Takagi Yusuke, Osawa Gakuji, Kato Yoriko, Ikezawa Eri, Kobayashi Chika, Aruga Etsuko
Department of Palliative Medicine, Teikyo University School of Medicine, 2-11-1 Kaga, Itabashi-ku, Tokyo, 173-8605, Japan.
Toda-chuo General Hospital, 1-19-3 Honcho, Toda City, Saitama, 335-0023, Japan.
BMC Gastroenterol. 2020 Jan 31;20(1):25. doi: 10.1186/s12876-020-1173-z.
Naldemedine, a novel peripherally-acting mu-opioid receptor antagonist, has improved opioid-induced constipation in randomized controlled trials. The most frequent adverse event of naldemedine is diarrhea, which can cause abdominal pain and often leads to treatment discontinuation. We aimed to identify risk factors and appropriate management strategies for key adverse events including diarrhea associated with naldemedine, since those have not been extensively studied.
We conducted a multi-center retrospective cohort study. Eligible patients had cancer, had undergone palliative care at participating centers, had been prescribed regular opioids, and had taken at least one dose of naldemedine between June 2017 and March 2018. The primary endpoint was the incidence of diarrhea according to baseline characteristics.

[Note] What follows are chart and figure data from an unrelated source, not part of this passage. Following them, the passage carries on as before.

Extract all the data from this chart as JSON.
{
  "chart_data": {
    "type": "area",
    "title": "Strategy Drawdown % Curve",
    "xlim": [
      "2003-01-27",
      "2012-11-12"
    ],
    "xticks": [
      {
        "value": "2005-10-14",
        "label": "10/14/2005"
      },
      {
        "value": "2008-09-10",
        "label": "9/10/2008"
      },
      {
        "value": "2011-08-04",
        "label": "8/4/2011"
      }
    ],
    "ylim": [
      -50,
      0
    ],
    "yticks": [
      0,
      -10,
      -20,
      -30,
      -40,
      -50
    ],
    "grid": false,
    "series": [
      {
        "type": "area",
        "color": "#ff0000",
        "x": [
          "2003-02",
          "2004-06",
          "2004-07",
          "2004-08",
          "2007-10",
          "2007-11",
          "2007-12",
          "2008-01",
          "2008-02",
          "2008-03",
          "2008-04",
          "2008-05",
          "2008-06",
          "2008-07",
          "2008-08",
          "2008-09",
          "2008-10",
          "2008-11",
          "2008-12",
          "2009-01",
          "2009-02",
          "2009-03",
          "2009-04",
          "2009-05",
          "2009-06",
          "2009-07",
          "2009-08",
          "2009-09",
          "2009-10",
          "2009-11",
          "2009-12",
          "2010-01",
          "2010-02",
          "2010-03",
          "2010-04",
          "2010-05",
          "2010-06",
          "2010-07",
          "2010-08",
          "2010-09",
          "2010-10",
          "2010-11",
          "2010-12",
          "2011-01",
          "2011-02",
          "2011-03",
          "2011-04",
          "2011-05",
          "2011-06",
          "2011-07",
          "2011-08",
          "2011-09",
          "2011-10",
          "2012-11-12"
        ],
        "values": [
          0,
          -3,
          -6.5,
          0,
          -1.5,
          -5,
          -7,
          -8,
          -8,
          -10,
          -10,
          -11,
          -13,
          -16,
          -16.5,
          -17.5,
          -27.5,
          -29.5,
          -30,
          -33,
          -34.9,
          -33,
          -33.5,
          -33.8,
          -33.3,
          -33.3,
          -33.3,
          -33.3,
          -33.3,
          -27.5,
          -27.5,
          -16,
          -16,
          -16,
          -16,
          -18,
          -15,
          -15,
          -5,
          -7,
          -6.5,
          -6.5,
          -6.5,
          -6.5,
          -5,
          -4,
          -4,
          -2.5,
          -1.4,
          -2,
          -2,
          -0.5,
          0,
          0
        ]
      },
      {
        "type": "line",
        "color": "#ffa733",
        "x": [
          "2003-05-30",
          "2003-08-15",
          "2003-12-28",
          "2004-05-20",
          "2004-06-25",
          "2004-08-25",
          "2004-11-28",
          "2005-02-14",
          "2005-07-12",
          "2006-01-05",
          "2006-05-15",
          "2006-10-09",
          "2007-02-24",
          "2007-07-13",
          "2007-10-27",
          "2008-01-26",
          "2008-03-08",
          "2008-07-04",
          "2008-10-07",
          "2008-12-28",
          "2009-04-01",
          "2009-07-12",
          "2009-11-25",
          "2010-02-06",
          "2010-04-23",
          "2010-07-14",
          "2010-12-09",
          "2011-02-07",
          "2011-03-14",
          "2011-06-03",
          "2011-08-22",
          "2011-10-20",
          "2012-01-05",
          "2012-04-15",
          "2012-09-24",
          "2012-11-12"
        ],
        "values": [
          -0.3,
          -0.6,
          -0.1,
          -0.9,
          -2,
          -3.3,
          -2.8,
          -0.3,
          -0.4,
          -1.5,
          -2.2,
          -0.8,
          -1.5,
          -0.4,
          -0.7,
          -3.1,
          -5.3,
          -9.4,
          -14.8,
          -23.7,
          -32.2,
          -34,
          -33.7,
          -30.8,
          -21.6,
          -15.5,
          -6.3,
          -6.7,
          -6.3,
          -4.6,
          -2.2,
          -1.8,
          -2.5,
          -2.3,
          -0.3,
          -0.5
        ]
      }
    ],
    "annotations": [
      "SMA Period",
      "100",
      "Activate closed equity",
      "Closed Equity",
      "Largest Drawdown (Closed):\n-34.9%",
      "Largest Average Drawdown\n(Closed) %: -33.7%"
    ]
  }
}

Secondary endpoints included the duration of naldemedine administration, daily defecation counts before and after starting naldemedine, duration and severity of diarrhea as an adverse event of naldemedine, other adverse events, and the incidence of constipation within 7 days after recovery from diarrhea. We defined patients who started naldemedine within three days of starting a regularly prescribed opioid as the early group, and the remainder as the late group.
Among 103 patients who received naldemedine, 98 fulfilled the eligibility criteria. The median age was 68 years and 48% of the patients were female. Median performance status was 3, and the median oral intake was 50%. The median duration of naldemedine administration and overall survival were 25 and 64 days, respectively. The incidence of diarrhea in the early group (n = 26) was significantly lower than in the late group (n = 72) (3.9% vs. 22.2%, p = 0.02). Daily defecation counts increased after late (median 0.43 to 0.88, p < 0.001), but remained stable after early naldemedine administration (median 1.00 to 1.00, p = 0.34). Constipation after the diarrhea was resolved was common (53%), especially among patients who stopped naldemedine (78%). The diarrhea was improved within three days in 92% of patients who stopped other laxatives.
The early administration of naldemedine is beneficial because it reduces adverse events including diarrhea. Diarrhea caused by naldemedine can be effectively managed by stopping other laxatives while continuing naldemedine.
纳洛酮是一种新型外周作用的μ-阿片受体拮抗剂,在随机对照试验中改善了阿片类药物引起的便秘。纳洛酮最常见的不良事件是腹泻,腹泻可引起腹痛,并常导致治疗中断。我们旨在确定包括与纳洛酮相关的腹泻在内的关键不良事件的危险因素和适当的管理策略,因为这些尚未得到广泛研究。
我们进行了一项多中心回顾性队列研究。符合条件的患者患有癌症,在参与中心接受过姑息治疗,已被处方常规阿片类药物,并且在2017年6月至2018年3月期间服用过至少一剂纳洛酮。主要终点是根据基线特征的腹泻发生率。次要终点包括纳洛酮给药持续时间、开始纳洛酮治疗前后的每日排便次数、作为纳洛酮不良事件的腹泻持续时间和严重程度、其他不良事件以及腹泻恢复后7天内便秘的发生率。我们将在开始常规处方阿片类药物后三天内开始使用纳洛酮的患者定义为早期组,其余患者定义为晚期组。
在103例接受纳洛酮治疗的患者中,98例符合纳入标准。中位年龄为68岁,48%的患者为女性。中位体能状态为3,中位口服摄入量为50%。纳洛酮给药的中位持续时间和总生存期分别为25天和64天。早期组(n = 26)的腹泻发生率显著低于晚期组(n = 72)(3.9%对22.2%,p = 0.02)。晚期纳洛酮给药后每日排便次数增加(中位数从0.43增加到0.88,p < 0.001),但早期纳洛酮给药后保持稳定(中位数从1.00到1.00,p = 0.34)。腹泻缓解后的便秘很常见(53%),尤其是在停用纳洛酮的患者中(78%)。92%停用其他泻药的患者腹泻在三天内得到改善。
早期使用纳洛酮是有益的,因为它减少了包括腹泻在内的不良事件。纳洛酮引起的腹泻可以通过在继续使用纳洛酮的同时停用其他泻药来有效管理。